ISLAMTODAY ID-Era Gaddafi masih dikenang oleh banyak orang Libya sebagai salah satu otokrasi yang keras, sementara Saif al Islam telah lama tidak berkuasa sehingga dia mungkin merasa sulit untuk memobilisasi dukungan sebanyak saingan utama.
Putra mendiang pemimpin Libya Muammar Gaddafi muncul untuk pertama kalinya dalam satu dekade guna mendaftar sebagai calon presiden untuk pemilihan Desember.
Lebih lanjut, pemilihan tersebut direncanakan untuk membantu mengakhiri tahun-tahun kekacauan sejak ayahnya digulingkan.

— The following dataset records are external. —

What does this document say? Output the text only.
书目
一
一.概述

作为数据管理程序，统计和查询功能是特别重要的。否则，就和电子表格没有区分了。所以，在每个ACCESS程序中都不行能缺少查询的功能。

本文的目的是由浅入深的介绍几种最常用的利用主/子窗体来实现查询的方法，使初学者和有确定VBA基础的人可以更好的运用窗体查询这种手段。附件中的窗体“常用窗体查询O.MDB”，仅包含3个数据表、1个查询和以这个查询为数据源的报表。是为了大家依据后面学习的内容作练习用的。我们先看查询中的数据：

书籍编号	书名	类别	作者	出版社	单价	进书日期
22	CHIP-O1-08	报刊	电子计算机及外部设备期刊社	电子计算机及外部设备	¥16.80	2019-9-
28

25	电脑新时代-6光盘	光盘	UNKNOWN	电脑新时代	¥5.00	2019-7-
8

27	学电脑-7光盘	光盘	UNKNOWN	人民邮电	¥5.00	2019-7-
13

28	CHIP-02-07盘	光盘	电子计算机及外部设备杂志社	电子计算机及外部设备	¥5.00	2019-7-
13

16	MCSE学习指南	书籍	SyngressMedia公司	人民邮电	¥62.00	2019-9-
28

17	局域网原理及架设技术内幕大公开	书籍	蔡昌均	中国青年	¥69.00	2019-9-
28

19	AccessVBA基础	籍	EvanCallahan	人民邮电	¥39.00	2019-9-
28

Saif Al Islam Al Gaddafi, 49, muncul dalam video komisi pemilihan pada hari Ahad (14/11) dengan jubah dan sorban cokelat tradisional, dan dengan janggut abu-abu dan kacamata, menandatangani dokumen di pusat pemilihan di kota selatan Sebha.
Untuk diketahui, Gaddafi adalah salah satu tokoh paling menonjol – dan kontroversial – yang diperkirakan akan mencalonkan diri sebagai presiden.
Kandidat lainnya adalah panglima perang Khalifa Haftar, Perdana Menteri Abdulhamid al Dbeibah dan ketua parlemen Aguila Saleh, seperti dilansir dari TRTWorld, Ahad (14/11).
Namun, meskipun namanya adalah salah satu yang paling terkenal di Libya, dan meskipun dia pernah memainkan peran utama dalam membentuk kebijakan sebelum pemberontakan yang didukung NATO 2011 yang menghancurkan rezim keluarganya, dia hampir tidak terlihat selama satu dekade.
Dinamika Pemilu Baru
Masuknya dia secara resmi ke dalam pemilihan yang aturannya masih diperebutkan oleh faksi-faksi Libya berselisih juga dapat menimbulkan pertanyaan baru tentang kontes yang menampilkan kandidat yang dipandang di beberapa wilayah sebagai tidak dapat diterima.
Terlepas dari dukungan publik dari sebagian besar faksi Libya dan kekuatan asing untuk pemilihan pada 24 Desember, pemungutan suara tetap diragukan karena entitas saingan bertengkar tentang aturan dan jadwal.
Dididik di London School of Economics dan fasih berbahasa Inggris, Saif al Islam pernah dilihat oleh banyak pemerintah sebagai wajah Libya yang dapat diterima dan ramah Barat, dan kemungkinan pewaris.
Tetapi ketika pemberontakan pecah pada tahun 2011 melawan pemerintahan lama Muammar Gaddafi, Saif al Islam segera memilih kesetiaan keluarga dan klan daripada banyak persahabatannya di Barat.